Participants, including PWH on ART for at least 15 years and HIV-negative controls, underwent comprehensive neuropsychological testing, psychiatric evaluations, and optional brain MRI and CSF analysis. A novel matching technique, Coarsened Exact Matching, was employed to minimize age and sex differences between the groups. Weighted linear/logistic regression models were used to evaluate the impact of HIV on outcomes.
Data from 155 PWH on long-term ART and 100 HIV-negative controls were analyzed. Compared to controls, PWH exhibited lower performance in attention/working memory (PWH least square mean [LSM] = 50.4 vs. controls LSM = 53.1, P = 0.008), motor function (44.6 vs. 47.7, P = 0.009), and information processing speed (symbol search 30.3 vs. 32.2, P = 0.003). PWH reported a higher number of cognitive difficulties in everyday life (P = 0.011) and demonstrated higher levels of depressive symptoms, general anxiety, and use of psychiatric medications (all P < 0.05).

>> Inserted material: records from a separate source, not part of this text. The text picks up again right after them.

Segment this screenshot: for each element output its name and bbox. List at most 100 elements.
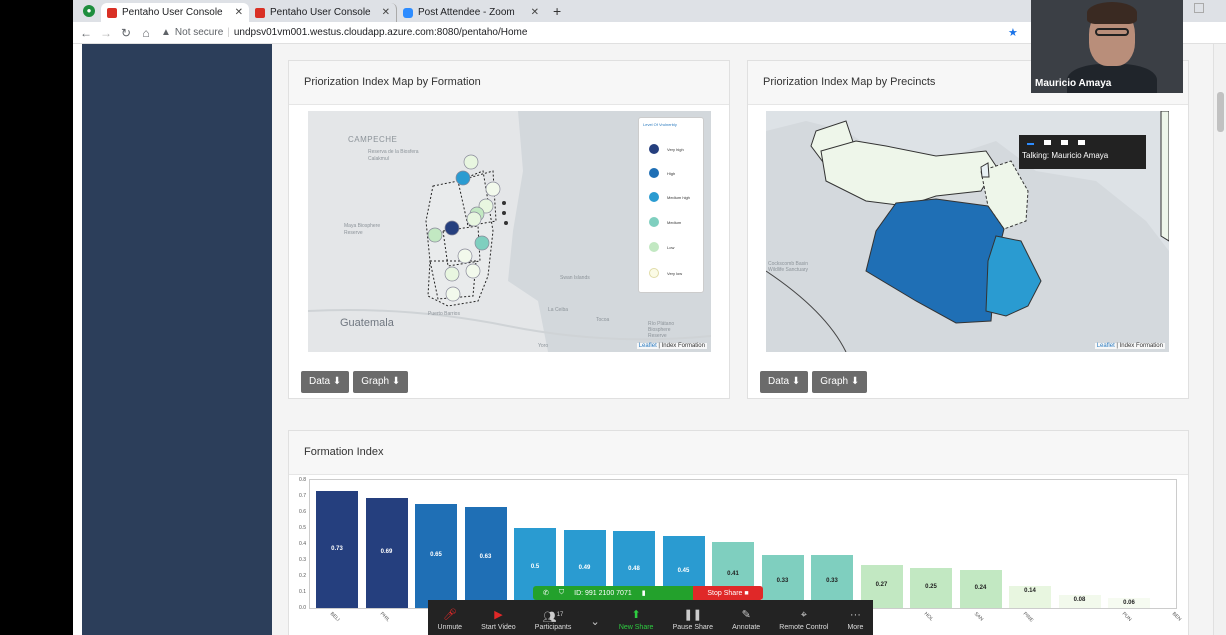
y-tick-label: 0.8: [299, 477, 306, 483]
data-download-button[interactable]: Data ⬇: [301, 371, 350, 393]
more-icon: ···: [849, 609, 861, 621]
legend-item: Medium high: [649, 192, 690, 202]
profile-icon[interactable]: ●: [83, 5, 95, 17]
bar-value-label: 0.27: [875, 582, 888, 589]
legend-label: Low: [667, 244, 675, 250]
participants-icon: 👥︎17: [542, 611, 564, 624]
legend-label: Very high: [667, 146, 684, 152]
panel-title: Formation Index: [289, 431, 1188, 475]
bar-value-label: 0.69: [380, 548, 393, 555]
start-video-button[interactable]: ▶ Start Video: [481, 609, 516, 631]
x-tick-label: BELI: [328, 611, 341, 623]
legend-title: Level Of Vrulnerbly: [643, 122, 677, 127]
phone-icon: ✆: [543, 590, 549, 597]
x-tick-label: PHIL: [378, 611, 391, 624]
map-attribution: Leaflet | Index Formation: [1094, 343, 1165, 349]
new-tab-button[interactable]: +: [553, 3, 561, 19]
y-tick-label: 0.1: [299, 589, 306, 595]
control-label: Unmute: [437, 624, 463, 631]
page-scrollbar[interactable]: [1213, 44, 1226, 635]
new-share-button[interactable]: ⬆ New Share: [619, 609, 654, 631]
minimize-view-icon[interactable]: [1027, 140, 1034, 145]
control-label: Participants: [534, 624, 572, 631]
reload-icon[interactable]: ↻: [119, 26, 133, 40]
close-icon[interactable]: ✕: [531, 7, 539, 18]
mic-muted-icon: 🎤︎: [442, 609, 457, 621]
graph-download-button[interactable]: Graph ⬇: [812, 371, 868, 393]
remote-control-button[interactable]: ⌖ Remote Control: [779, 609, 828, 631]
map-label: Reserva de la Biosfera Calakmul: [368, 149, 419, 162]
participants-button[interactable]: 👥︎17 Participants: [535, 609, 572, 631]
forward-icon[interactable]: →: [99, 26, 113, 40]
legend-item: Very high: [649, 144, 684, 154]
y-tick-label: 0.4: [299, 541, 306, 547]
control-label: Remote Control: [779, 624, 829, 631]
scrollbar-thumb[interactable]: [1217, 92, 1224, 132]
map-attribution: Leaflet | Index Formation: [636, 343, 707, 349]
precincts-map-panel: Priorization Index Map by Precincts Cock…: [747, 60, 1189, 399]
tab-zoom[interactable]: Post Attendee - Zoom ✕: [397, 3, 545, 22]
legend-swatch: [649, 217, 659, 227]
data-download-button[interactable]: Data ⬇: [760, 371, 809, 393]
control-label: Pause Share: [672, 624, 714, 631]
legend-item: High: [649, 168, 675, 178]
active-speaker-icon[interactable]: [1044, 140, 1051, 145]
bar-value-label: 0.73: [331, 545, 343, 552]
close-icon[interactable]: ✕: [235, 7, 243, 18]
gallery-view-icon[interactable]: [1078, 140, 1085, 145]
close-icon[interactable]: ✕: [382, 7, 390, 18]
legend-swatch: [649, 192, 659, 202]
x-tick-label: PINE: [1021, 611, 1035, 624]
formation-map-panel: Priorization Index Map by Formation CAMP…: [288, 60, 730, 399]
tab-pentaho-1[interactable]: Pentaho User Console ✕: [101, 3, 249, 22]
legend-label: Very low: [667, 270, 683, 276]
map-label: CAMPECHE: [348, 135, 398, 144]
bar-value-label: 0.41: [727, 571, 739, 578]
y-tick-label: 0.7: [299, 493, 306, 499]
y-tick-label: 0.0: [299, 605, 306, 611]
legend-swatch: [649, 144, 659, 154]
bar-value-label: 0.33: [776, 577, 789, 584]
pen-icon: ✎: [741, 609, 751, 621]
stop-share-button[interactable]: Stop Share ■: [693, 586, 763, 600]
unmute-button[interactable]: 🎤︎ Unmute: [438, 609, 463, 631]
attribution-text: | Index Formation: [1116, 343, 1163, 349]
thumbnail-view-icon[interactable]: [1061, 140, 1068, 145]
map-label: Puerto Barrios: [428, 311, 460, 317]
leaflet-link[interactable]: Leaflet: [1097, 343, 1115, 349]
map-label: Guatemala: [340, 317, 394, 329]
participant-name: Mauricio Amaya: [1035, 78, 1112, 89]
graph-download-button[interactable]: Graph ⬇: [353, 371, 409, 393]
more-button[interactable]: ··· More: [847, 609, 863, 631]
bookmark-star-icon[interactable]: ★: [1008, 26, 1018, 39]
pentaho-icon: [107, 7, 117, 18]
formation-map[interactable]: CAMPECHE Reserva de la Biosfera Calakmul…: [308, 111, 711, 352]
tab-pentaho-2[interactable]: Pentaho User Console ✕: [249, 3, 397, 22]
gallery-grid-icon[interactable]: [1194, 3, 1204, 13]
annotate-button[interactable]: ✎ Annotate: [732, 609, 760, 631]
video-off-icon: ▶: [494, 609, 503, 621]
bar-value-label: 0.5: [530, 564, 540, 570]
home-icon[interactable]: ⌂: [139, 26, 153, 40]
legend-label: Medium high: [667, 194, 690, 200]
control-label: Annotate: [732, 624, 761, 631]
panel-title: Priorization Index Map by Formation: [289, 61, 729, 105]
map-label: La Ceiba: [548, 307, 569, 313]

MRI findings showed reduced proportions of subcortical gray matter in PWH (β = -0.001, P < 0.001), while CSF analysis revealed elevated levels of neurofilament light chain (664 vs. 529 pg/mL, P = 0.01) and tumor necrosis factor α (0.229 vs. 0.156 ng/mL, P = 0.0008) compared to controls.
Despite receiving effective ART for over a decade, PWH displayed neurocognitive deficits and mood abnormalities. MRI and CSF analyses indicated reduced brain volume and signs of ongoing neuronal injury and neuroinflammation. As the population of virologically controlled PWH continues to increase, longitudinal studies were needed to understand the implications of cognitive, psychiatric, MRI, and CSF abnormalities in this group.